The naira continued its downward slide on the parallel market yesterday, dropping to N487/$1 from N484/$1 at the weekend. Data obtained from “Abokifx,” a website that tracks forex rates on the parallel market showed that although trading had opened earlier in the day with the naira at N483/$1, it depreciated against the greenback to close at N487/$1.
The naira has been under pressure on the parallel market since the beginning of the year, due to foreign exchange scarcity occasioned by the slump in the price of oil( the commodity that accounts for about 90 per cent of Nigeria’s export earnings).
However, after rebounding from N477 per dollar to N440/$1 in early September, following an announcement by the Central Bank of Nigeria (CBN) that it would resume the sale of dollars to Bureaux De Change (BDCs) on September 7, the naira gradually weakened to between N460/$1 and N463 per dollar on the parallel market.

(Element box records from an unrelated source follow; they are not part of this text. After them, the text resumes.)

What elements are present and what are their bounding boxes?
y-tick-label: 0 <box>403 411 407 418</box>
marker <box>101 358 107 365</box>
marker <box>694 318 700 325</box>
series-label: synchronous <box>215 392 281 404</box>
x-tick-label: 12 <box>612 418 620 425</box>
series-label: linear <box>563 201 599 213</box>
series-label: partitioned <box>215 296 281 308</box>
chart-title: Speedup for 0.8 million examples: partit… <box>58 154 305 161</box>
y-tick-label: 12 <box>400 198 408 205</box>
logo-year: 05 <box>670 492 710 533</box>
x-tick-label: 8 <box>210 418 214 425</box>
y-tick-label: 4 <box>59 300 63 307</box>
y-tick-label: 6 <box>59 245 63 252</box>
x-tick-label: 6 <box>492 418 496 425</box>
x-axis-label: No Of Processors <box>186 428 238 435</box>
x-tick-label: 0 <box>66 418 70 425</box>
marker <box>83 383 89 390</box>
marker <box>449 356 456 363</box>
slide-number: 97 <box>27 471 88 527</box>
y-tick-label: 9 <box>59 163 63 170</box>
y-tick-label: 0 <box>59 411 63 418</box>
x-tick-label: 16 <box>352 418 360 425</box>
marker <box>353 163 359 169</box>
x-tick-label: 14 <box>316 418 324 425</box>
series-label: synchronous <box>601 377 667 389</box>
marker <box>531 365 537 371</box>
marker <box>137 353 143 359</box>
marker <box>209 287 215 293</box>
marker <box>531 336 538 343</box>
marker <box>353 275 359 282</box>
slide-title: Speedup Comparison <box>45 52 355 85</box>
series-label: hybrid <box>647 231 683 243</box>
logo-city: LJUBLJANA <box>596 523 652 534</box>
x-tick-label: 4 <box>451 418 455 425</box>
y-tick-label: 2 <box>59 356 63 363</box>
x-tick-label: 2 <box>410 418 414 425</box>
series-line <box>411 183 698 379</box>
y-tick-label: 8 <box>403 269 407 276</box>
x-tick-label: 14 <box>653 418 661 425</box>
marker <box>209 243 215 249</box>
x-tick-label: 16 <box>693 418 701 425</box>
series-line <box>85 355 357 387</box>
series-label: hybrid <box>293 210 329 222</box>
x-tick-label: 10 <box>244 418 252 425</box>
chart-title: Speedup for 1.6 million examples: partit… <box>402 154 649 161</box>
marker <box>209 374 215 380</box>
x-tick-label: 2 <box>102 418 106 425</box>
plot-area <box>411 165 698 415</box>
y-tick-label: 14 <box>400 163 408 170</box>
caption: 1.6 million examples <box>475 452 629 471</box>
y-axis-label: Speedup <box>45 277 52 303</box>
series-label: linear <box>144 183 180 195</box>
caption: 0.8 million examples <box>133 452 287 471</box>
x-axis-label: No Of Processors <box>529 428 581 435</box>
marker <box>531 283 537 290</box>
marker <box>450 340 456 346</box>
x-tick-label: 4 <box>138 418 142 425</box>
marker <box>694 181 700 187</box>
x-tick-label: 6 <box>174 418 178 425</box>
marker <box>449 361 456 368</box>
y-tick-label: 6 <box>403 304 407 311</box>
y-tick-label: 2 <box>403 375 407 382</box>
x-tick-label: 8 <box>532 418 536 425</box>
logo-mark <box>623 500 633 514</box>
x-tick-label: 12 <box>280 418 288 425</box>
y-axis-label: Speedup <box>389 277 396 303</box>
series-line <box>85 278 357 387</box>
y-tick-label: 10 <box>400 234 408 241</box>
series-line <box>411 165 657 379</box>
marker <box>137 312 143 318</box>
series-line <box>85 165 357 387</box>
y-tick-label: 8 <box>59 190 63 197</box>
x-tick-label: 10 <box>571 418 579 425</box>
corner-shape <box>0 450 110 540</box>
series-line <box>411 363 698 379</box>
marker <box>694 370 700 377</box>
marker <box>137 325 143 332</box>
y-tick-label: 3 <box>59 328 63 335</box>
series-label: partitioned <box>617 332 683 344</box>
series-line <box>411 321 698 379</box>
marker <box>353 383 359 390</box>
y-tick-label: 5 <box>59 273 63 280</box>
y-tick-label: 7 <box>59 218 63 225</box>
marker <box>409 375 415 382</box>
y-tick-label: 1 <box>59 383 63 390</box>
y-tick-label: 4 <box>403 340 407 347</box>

The CBN had in March suspended its weekly sale of forex to the BDCs due to the suspension of international flights and other coronavirus containment measures announced by the Federal Government.
Analysts attribute the naira’s recent weakening to the yearly Christmas season import bill pressure, which usually starts around this time of the year and disappears in January. A forex dealer, who did not want to be named, told New Telegraph that despite the CBN’s interventions in the official forex window only very few importers are able to access dollars, thus pushing them to the parallel market and increasing demand for forex in that segment of the market.